Как только он это сделал, охранник направил пистолет в небо, выстрелил и повалил меня на землю. На звук Матеуш обернулся и, увидев, что я лежу на земле, уставился на меня с открытым ртом, смертельно побледнев. Смеясь над своей жестокой шуткой, охранник позволил мне подняться, а затем подтолкнул вперёд. Мы догнали группу. Хотя я не осмелилась обернуться, я знала, что Матеуш продолжал смотреть мне вслед.
Наконец охранники приказали нам остановиться. Мы добрались до дома коменданта Хёсса, красивой виллы, где он жил со своей женой и четырьмя маленькими детьми. Однажды, работая в саду коменданта, я мельком увидела его. Он пригласил Фрича пообедать к себе на виллу. Я наблюдала, как он целует свою жену и подхватывает на руки обрадованных детей; как Фрич преподносит взрослым бутылку вина, а детям – конфеты. Меня ошарашило увиденное тем днём. Я не могла понять, как человек, управляющий таким извращённым местом, может брать на себя роль отца и мужа, а его безжалостный подчинённый – изображать вежливого гостя за ужином, и всё же я это видела собственными глазами.

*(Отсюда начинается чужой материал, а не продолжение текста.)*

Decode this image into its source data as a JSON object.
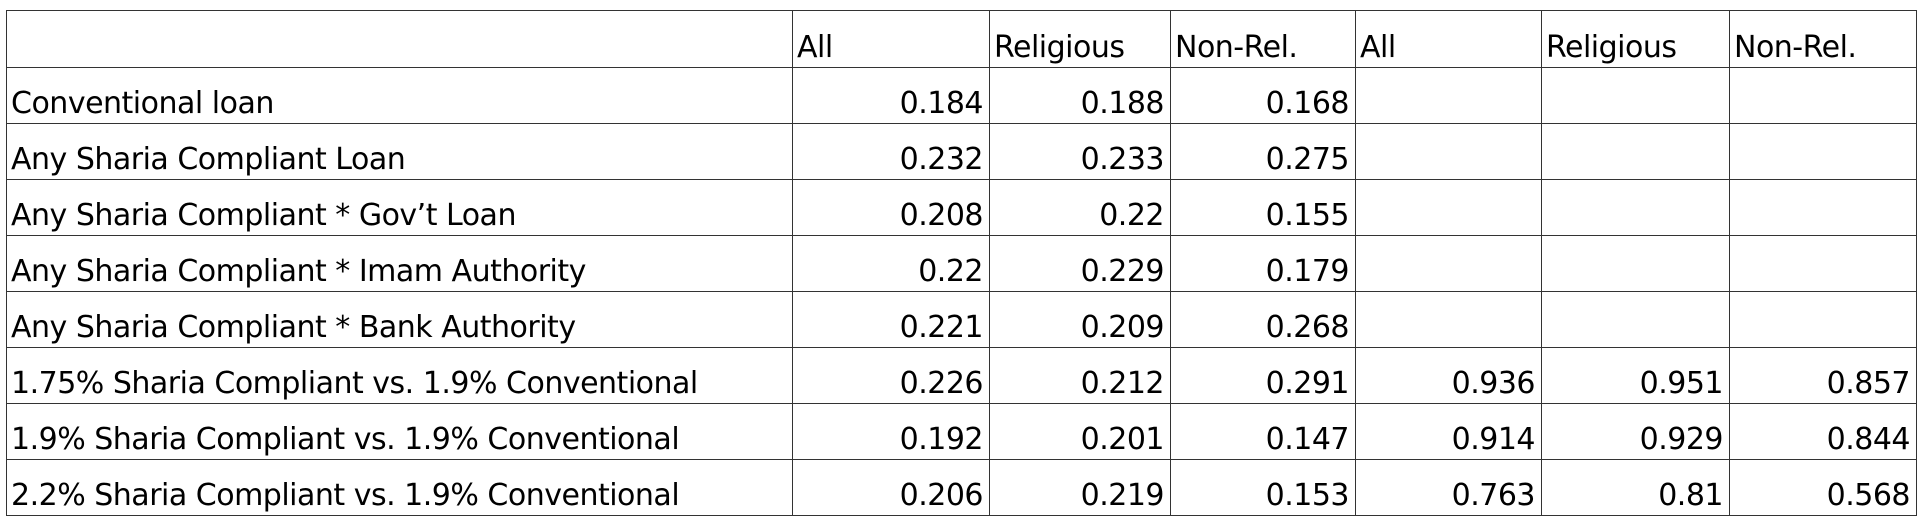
{
  "table": {
    "columns": [
      "All",
      "Religious",
      "Non-Rel.",
      "All",
      "Religious",
      "Non-Rel."
    ],
    "rows": [
      {
        "label": "Conventional loan",
        "values": [
          0.184,
          0.188,
          0.168,
          null,
          null,
          null
        ]
      },
      {
        "label": "Any Sharia Compliant Loan",
        "values": [
          0.232,
          0.233,
          0.275,
          null,
          null,
          null
        ]
      },
      {
        "label": "Any Sharia Compliant * Gov’t Loan",
        "values": [
          0.208,
          0.22,
          0.155,
          null,
          null,
          null
        ]
      },
      {
        "label": "Any Sharia Compliant * Imam Authority",
        "values": [
          0.22,
          0.229,
          0.179,
          null,
          null,
          null
        ]
      },
      {
        "label": "Any Sharia Compliant * Bank Authority",
        "values": [
          0.221,
          0.209,
          0.268,
          null,
          null,
          null
        ]
      },
      {
        "label": "1.75% Sharia Compliant vs. 1.9% Conventional",
        "values": [
          0.226,
          0.212,
          0.291,
          0.936,
          0.951,
          0.857
        ]
      },
      {
        "label": "1.9% Sharia Compliant vs. 1.9% Conventional",
        "values": [
          0.192,
          0.201,
          0.147,
          0.914,
          0.929,
          0.844
        ]
      },
      {
        "label": "2.2% Sharia Compliant vs. 1.9% Conventional",
        "values": [
          0.206,
          0.219,
          0.153,
          0.763,
          0.81,
          0.568
        ]
      }
    ]
  }
}
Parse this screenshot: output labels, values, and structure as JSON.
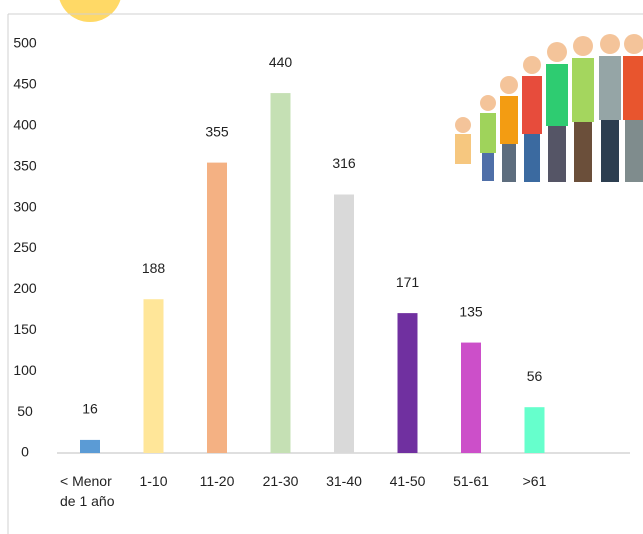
{
  "chart_data": {
    "type": "bar",
    "categories": [
      "< Menor de 1 año",
      "1-10",
      "11-20",
      "21-30",
      "31-40",
      "41-50",
      "51-61",
      ">61"
    ],
    "values": [
      16,
      188,
      355,
      440,
      316,
      171,
      135,
      56
    ],
    "colors": [
      "#5b9bd5",
      "#ffe699",
      "#f4b183",
      "#c5e0b4",
      "#d9d9d9",
      "#7030a0",
      "#cc4fc9",
      "#66ffcc"
    ],
    "ylim": [
      0,
      500
    ],
    "yticks": [
      0,
      50,
      100,
      150,
      200,
      250,
      300,
      350,
      400,
      450,
      500
    ],
    "grid": false
  }
}
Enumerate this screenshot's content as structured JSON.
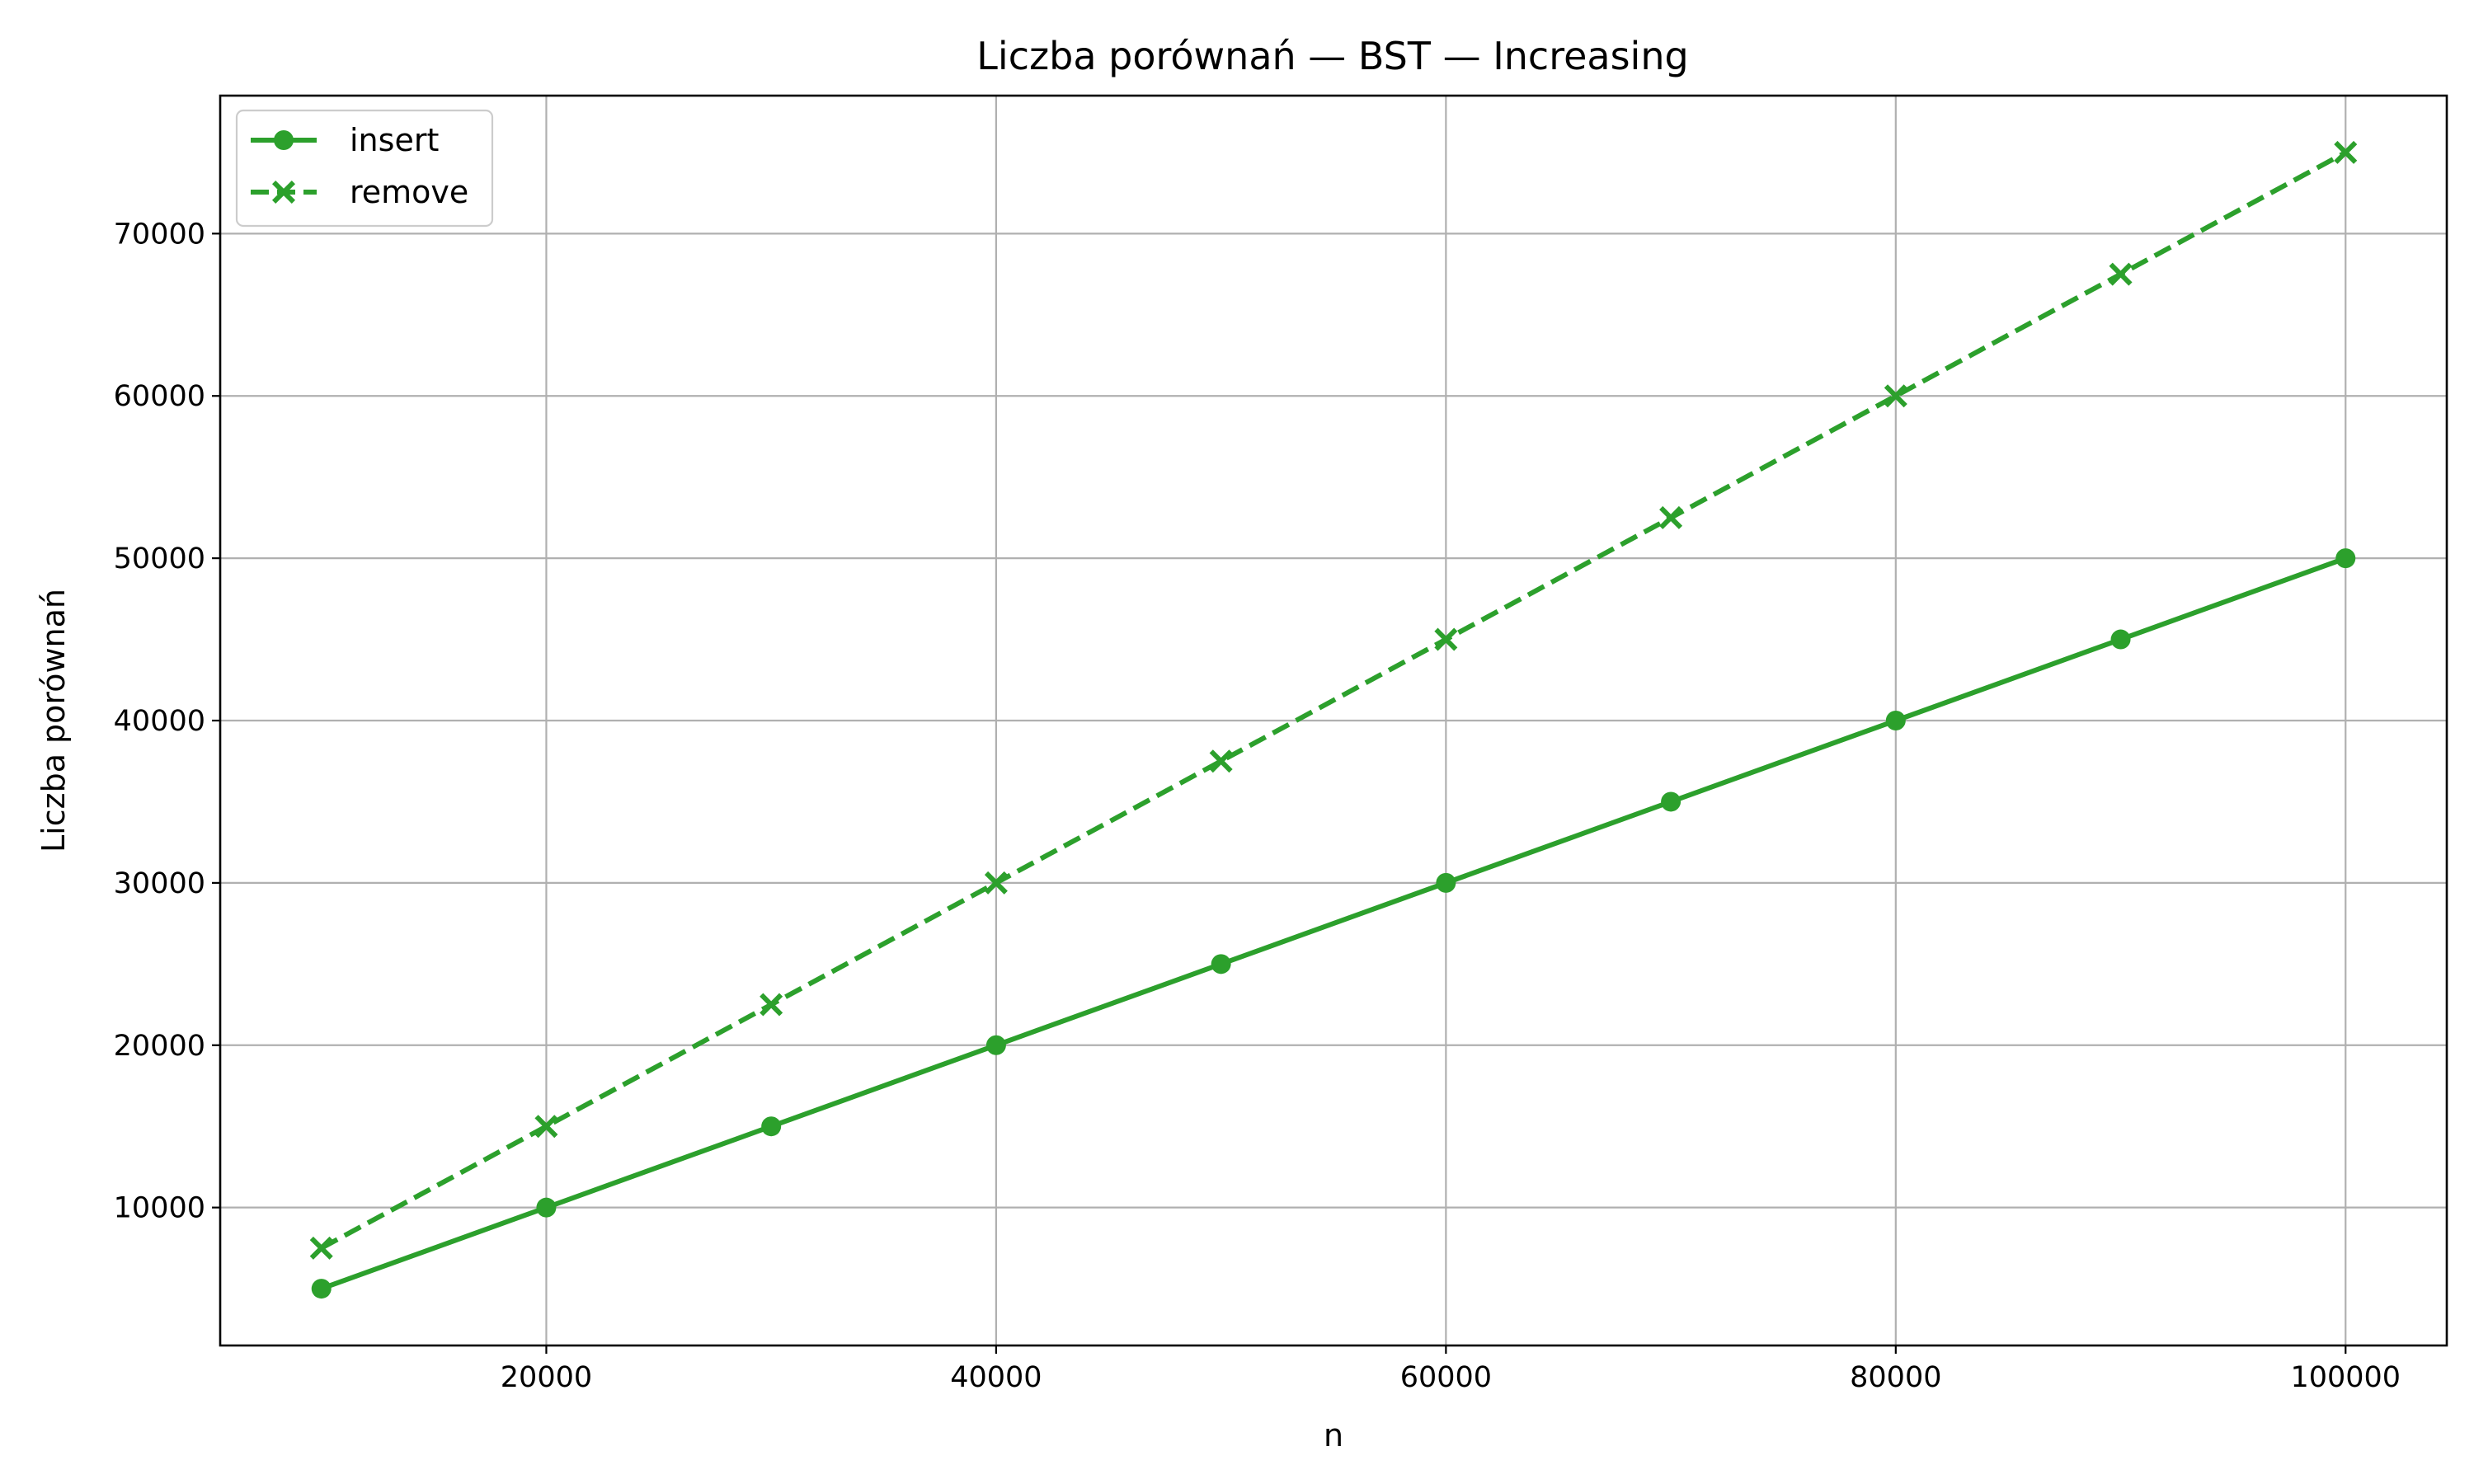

Мы с заключёнными провели несколько часов под палящим солнцем. Таскали землю, разбивали клумбы, поливали растения и выдёргивали сорняки, в общем, делали всё, чтобы сад коменданта был в идеальном состоянии. До Аушвица я мало что знала о растениях и садоводстве – хотя моя мать любила цветы, – но училась так быстро, как только могла. Работа шла без перерыва, день почти подошёл к концу, когда вместо сорняка я выдернула стебель крокуса. Дубинка капо быстро указала на мою ошибку.
Вернувшись в лагерь усталой, грязной, с саднящими синяками и ранками, я получила ужин. Его вид заставил меня затосковать по свёртку сомнительного мяса, завёрнутого в бумагу для разделки, – мама приносила его домой после того, как забирала пайки. Я отнесла свою еду в блок № 18, где отец Кольбе поприветствовал меня своей обычной улыбкой и провёл мимо мужчин к нашим тюфякам.
Большинство мужчин в нашем блоке теперь смотрели на меня лишь с разочарованием или с раздражением, как будто моё присутствие доставляло им какие-то неудобства. Тем не менее я не отходила от отца Кольбе, когда мы шли мимо. Даже при том, что я сохраняла бдительность и никогда не чувствовала себя в полной безопасности, с отцом Кольбе мне было спокойнее.
Прежде чем съесть свою скудную порцию почерневшего, грубого хлеба и серого, водянистого супа, отец Кольбе перекрестился, склонил голову и сложил руки, покрытые волдырями и мозолями из-за работы на стройке. Он не жаловался, хотя руки, если судить по их внешнему виду, наверняка ужасно болели.
Я дотронулась до его руки.
– Не нужно, вас могут наказать. – Вероятно, это грех – прерывать кого-то во время молитвы, особенно если этот кто-то был священником.
Отец Кольбе приоткрыл один глаз и поднёс палец к губам.
– Шшш, я ещё не закончил. – Он улыбнулся и снова закрыл глаз.
Когда он поднял голову, я уже успела проглотить свой суп. Отец Кольбе сунул мне половину своего хлеба. Мне потребовались серьёзные усилия, чтобы удержаться и не запихнуть в рот дополнительную порцию. Вместо этого я попыталась вернуть хлеб отцу Кольбе, но он сделал вид, что не заметил. Я подвинула хлеб ещё раз, так, что не заметить этого было нельзя.
– Ты можешь съесть хлеб, Мария, потому что обратно я его не возьму, – сказал он с озорным блеском в глазах.
Я не смогла удержаться от слабой улыбки.
– Ладно, но вам тоже стоит поесть, отец Кольбе.
– Я съем суп.
– Хорошо, конечно. Убедитесь, что вы не переедаете.